Well, except that bidding up occurs because there is too much cash available compared to certain resources,
It occurs when it is, And there are some pockets where that's true, but on the whole our economy is cash starved as evidenced by involuntary unemployment being at a non-zero rate and private debt being excessively high to paper over the gap.
a problem that your policies on generation of cash would make worse.
My policies involve putting cash where it creates the most resources. Our current policies create _just as much_ but put it where it creates the least resources by only making available in the form of loans or credit. Plus my policy reduces the amount of cash that's generated just to pay the financial sector rent/private tax on making cash to fill the shortfall.
Face it, your ideals don't work at all if you leave anyone in control of disproportionate amounts of capital, so at some point you have to advocate taking away "excess savings" through tax or another mechanism.

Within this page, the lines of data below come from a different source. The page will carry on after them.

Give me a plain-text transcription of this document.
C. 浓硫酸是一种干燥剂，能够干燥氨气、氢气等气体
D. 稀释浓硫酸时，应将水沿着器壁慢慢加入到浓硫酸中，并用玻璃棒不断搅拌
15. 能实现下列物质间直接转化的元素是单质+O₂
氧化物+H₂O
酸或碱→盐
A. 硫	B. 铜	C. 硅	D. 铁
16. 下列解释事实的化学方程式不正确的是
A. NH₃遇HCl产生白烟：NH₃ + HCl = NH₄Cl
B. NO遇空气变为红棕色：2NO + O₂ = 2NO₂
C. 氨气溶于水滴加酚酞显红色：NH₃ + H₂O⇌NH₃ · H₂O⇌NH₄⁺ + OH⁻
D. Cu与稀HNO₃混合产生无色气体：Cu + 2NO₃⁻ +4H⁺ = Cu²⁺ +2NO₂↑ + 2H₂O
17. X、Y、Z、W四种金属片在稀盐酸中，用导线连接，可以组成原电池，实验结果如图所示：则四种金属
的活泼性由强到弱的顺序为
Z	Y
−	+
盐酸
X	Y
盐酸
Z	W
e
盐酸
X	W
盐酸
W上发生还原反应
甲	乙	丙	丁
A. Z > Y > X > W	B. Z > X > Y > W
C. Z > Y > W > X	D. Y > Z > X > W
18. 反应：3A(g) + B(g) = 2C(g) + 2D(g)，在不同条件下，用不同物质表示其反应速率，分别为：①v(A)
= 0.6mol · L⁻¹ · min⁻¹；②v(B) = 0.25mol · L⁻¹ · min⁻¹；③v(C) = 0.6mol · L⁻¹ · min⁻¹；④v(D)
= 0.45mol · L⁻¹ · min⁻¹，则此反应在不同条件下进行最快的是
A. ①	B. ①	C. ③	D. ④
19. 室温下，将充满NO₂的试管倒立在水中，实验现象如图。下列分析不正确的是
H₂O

You don't need to tax savings themselves, just tax excessively rapid liquidation. I covered taht above when I suggested heave taxes on financial income over 2x median. Cash out a massive chunk of savings at once and a good section of it should disappear to prevent just such manipulation unless you spend it on increasing production, and thus can deduct it.
Our whole economy, the world economy and federal monetary policy are all premised on revenue offsetting expenditures, notwithstanding the theory behind your arguments.
Not since we adopted fiat currency. The myth is used to trick people into supporting bad policy, but our primary agents of monetary policy have been outright begging the federal government to run a large enough deficit to keep the economy healthy and pointing out that they're effectively paralyzed because of underspending. The only reason the myth persists is because it benefits the financial sector at the expense of the economy and because it gives the politicians who sell it a level to manipulate the electorate.
Bank lending or loan repayment/savings will automatically offset just about any fiscal increase we can make, it will just mean that government, not banks control the tax rates in proportion to the shift of debt from private accounts to public ones.
Sure it's possible that we can get to the point whee too much money is going in, but the Fed has much better control over that, and can warn us long before it even comes close be being a dire as out current shortfall is so that we can adjust tax and spending policies to account for it.